Asparagus, Red Onion and Parmesan Mini-Cakes


Photo: Laurence Poos

Our Luxembourgish friend Laurence came all the way from South London to see us yesterday. I thought I would create a recipe for her, that the least I could do. She took a picture of it, which is always great as Laurence is very good photographer as well as a fantastic cook.
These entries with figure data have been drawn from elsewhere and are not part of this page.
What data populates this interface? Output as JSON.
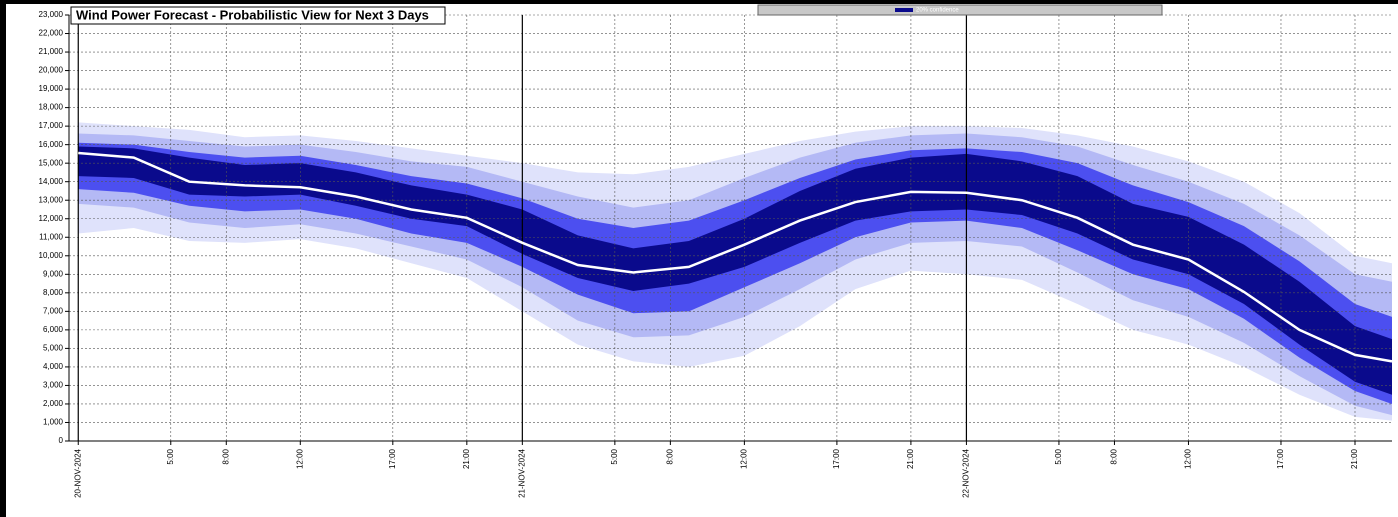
{
  "chart_data": {
    "type": "fan",
    "title": "Wind Power Forecast - Probabilistic View for Next 3 Days",
    "x": [
      0,
      3,
      6,
      9,
      12,
      15,
      18,
      21,
      24,
      27,
      30,
      33,
      36,
      39,
      42,
      45,
      48,
      51,
      54,
      57,
      60,
      63,
      66,
      69,
      71
    ],
    "xlim": [
      -0.5,
      71
    ],
    "xticks": [
      {
        "value": 0,
        "label": "20-NOV-2024"
      },
      {
        "value": 5,
        "label": "5:00"
      },
      {
        "value": 8,
        "label": "8:00"
      },
      {
        "value": 12,
        "label": "12:00"
      },
      {
        "value": 17,
        "label": "17:00"
      },
      {
        "value": 21,
        "label": "21:00"
      },
      {
        "value": 24,
        "label": "21-NOV-2024"
      },
      {
        "value": 29,
        "label": "5:00"
      },
      {
        "value": 32,
        "label": "8:00"
      },
      {
        "value": 36,
        "label": "12:00"
      },
      {
        "value": 41,
        "label": "17:00"
      },
      {
        "value": 45,
        "label": "21:00"
      },
      {
        "value": 48,
        "label": "22-NOV-2024"
      },
      {
        "value": 53,
        "label": "5:00"
      },
      {
        "value": 56,
        "label": "8:00"
      },
      {
        "value": 60,
        "label": "12:00"
      },
      {
        "value": 65,
        "label": "17:00"
      },
      {
        "value": 69,
        "label": "21:00"
      }
    ],
    "ylim": [
      0,
      23000
    ],
    "yticks": [
      0,
      {
        "value": 1000,
        "label": "1,000"
      },
      {
        "value": 2000,
        "label": "2,000"
      },
      {
        "value": 3000,
        "label": "3,000"
      },
      {
        "value": 4000,
        "label": "4,000"
      },
      {
        "value": 5000,
        "label": "5,000"
      },
      {
        "value": 6000,
        "label": "6,000"
      },
      {
        "value": 7000,
        "label": "7,000"
      },
      {
        "value": 8000,
        "label": "8,000"
      },
      {
        "value": 9000,
        "label": "9,000"
      },
      {
        "value": 10000,
        "label": "10,000"
      },
      {
        "value": 11000,
        "label": "11,000"
      },
      {
        "value": 12000,
        "label": "12,000"
      },
      {
        "value": 13000,
        "label": "13,000"
      },
      {
        "value": 14000,
        "label": "14,000"
      },
      {
        "value": 15000,
        "label": "15,000"
      },
      {
        "value": 16000,
        "label": "16,000"
      },
      {
        "value": 17000,
        "label": "17,000"
      },
      {
        "value": 18000,
        "label": "18,000"
      },
      {
        "value": 19000,
        "label": "19,000"
      },
      {
        "value": 20000,
        "label": "20,000"
      },
      {
        "value": 21000,
        "label": "21,000"
      },
      {
        "value": 22000,
        "label": "22,000"
      },
      {
        "value": 23000,
        "label": "23,000"
      }
    ],
    "grid": true,
    "legend": "top",
    "bands": [
      {
        "color": "#dfe2fb",
        "upper": [
          17200,
          17000,
          16800,
          16400,
          16500,
          16200,
          15800,
          15400,
          15000,
          14500,
          14400,
          14800,
          15500,
          16200,
          16700,
          17000,
          17000,
          16900,
          16500,
          15900,
          15100,
          14000,
          12300,
          10000,
          9600
        ],
        "lower": [
          11200,
          11500,
          10800,
          10700,
          10900,
          10400,
          9600,
          8800,
          7000,
          5200,
          4300,
          4000,
          4600,
          6200,
          8200,
          9200,
          9000,
          8700,
          7400,
          6000,
          5200,
          4000,
          2500,
          1300,
          1100
        ]
      },
      {
        "color": "#b4b9f5",
        "upper": [
          16600,
          16500,
          16200,
          15900,
          16000,
          15600,
          15100,
          14800,
          14000,
          13200,
          12600,
          13000,
          14200,
          15300,
          16100,
          16500,
          16600,
          16400,
          15900,
          14900,
          14000,
          12800,
          11100,
          9000,
          8600
        ],
        "lower": [
          12800,
          12600,
          11800,
          11500,
          11700,
          11200,
          10500,
          9800,
          8300,
          6500,
          5600,
          5700,
          6700,
          8200,
          9800,
          10700,
          10800,
          10500,
          9100,
          7600,
          6700,
          5300,
          3500,
          1900,
          1400
        ]
      },
      {
        "color": "#4c4ff0",
        "upper": [
          16100,
          16000,
          15600,
          15300,
          15400,
          14900,
          14300,
          13900,
          13100,
          12000,
          11500,
          11900,
          13000,
          14200,
          15200,
          15700,
          15800,
          15600,
          15000,
          13800,
          12900,
          11600,
          9700,
          7400,
          6700
        ],
        "lower": [
          13600,
          13400,
          12700,
          12400,
          12500,
          12000,
          11200,
          10700,
          9400,
          7900,
          6900,
          7000,
          8300,
          9600,
          11000,
          11800,
          11900,
          11500,
          10300,
          9000,
          8200,
          6600,
          4500,
          2700,
          2000
        ]
      },
      {
        "name": "20% confidence",
        "color": "#0a0a8c",
        "upper": [
          15900,
          15800,
          15300,
          14900,
          15000,
          14500,
          13800,
          13300,
          12500,
          11100,
          10400,
          10800,
          12000,
          13500,
          14700,
          15300,
          15500,
          15100,
          14300,
          12800,
          12100,
          10600,
          8600,
          6200,
          5500
        ],
        "lower": [
          14300,
          14200,
          13300,
          13200,
          13300,
          12700,
          12000,
          11600,
          10100,
          8800,
          8100,
          8500,
          9400,
          10700,
          11900,
          12400,
          12500,
          12200,
          11200,
          9800,
          9000,
          7400,
          5200,
          3200,
          2500
        ]
      }
    ],
    "median": {
      "color": "#ffffff",
      "values": [
        15550,
        15300,
        14000,
        13800,
        13700,
        13200,
        12500,
        12050,
        10700,
        9500,
        9100,
        9400,
        10600,
        11900,
        12900,
        13450,
        13400,
        13000,
        12050,
        10600,
        9800,
        8050,
        6000,
        4650,
        4300
      ]
    }
  }
}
I’ve always dreamt of making that kind of dish: it looks and tastes like a mini-frittata but almost has the fluffiness of a soufflé. If I had to make up a name for it, I could call it souttata or foufflé. It would be a bit of a mouthful, which this dish is not: it’s very light and heavenly, all of that with no cream or butter.

10-12 mini-cakes

preparation: 20 minutes

cooking: oven 20 minutes/200C

Cakes:

  • 10 medium green asparagus
  • 1 red onion
  • 1 clove garlic
  • 3 eggs
  • 1/2 cup full fat yogurt
  • 3 tbsp. olive oil
  • nutmeg
  • 1 tbsp. poppy seeds
  • 1 tbsp. sesame seeds
  • 3 tbsp. self-raising whole-wheat flour
  • 1 tsp. baking powder
  • 50 gr. grated Parmesan cheese
  • pepper (no need for salt as cheese contains enough)

Dressing:

  • 2 spring onions
  • Half a lemon juice
  • 1 cup yogurt 

Slice the asparagus, dice the onion and grate the garlic. Sweat them in olive oil. Leave to cool.

Pre-heat the oven at 200C.

In a bowl mix the yogurt, the eggs, and the 3 tablespoons of olive oil.

Add the flour, seeds, baking powder, cheese, nutmeg and pepper.

Pour in the asparagus and onion.

Butter your muffin dish. Fill each hole to two-thirds and bake for 20 minutes.

In the meantime prepare the dressing: chop spring onions finely, add lemon juice, salt, pepper and yogurt.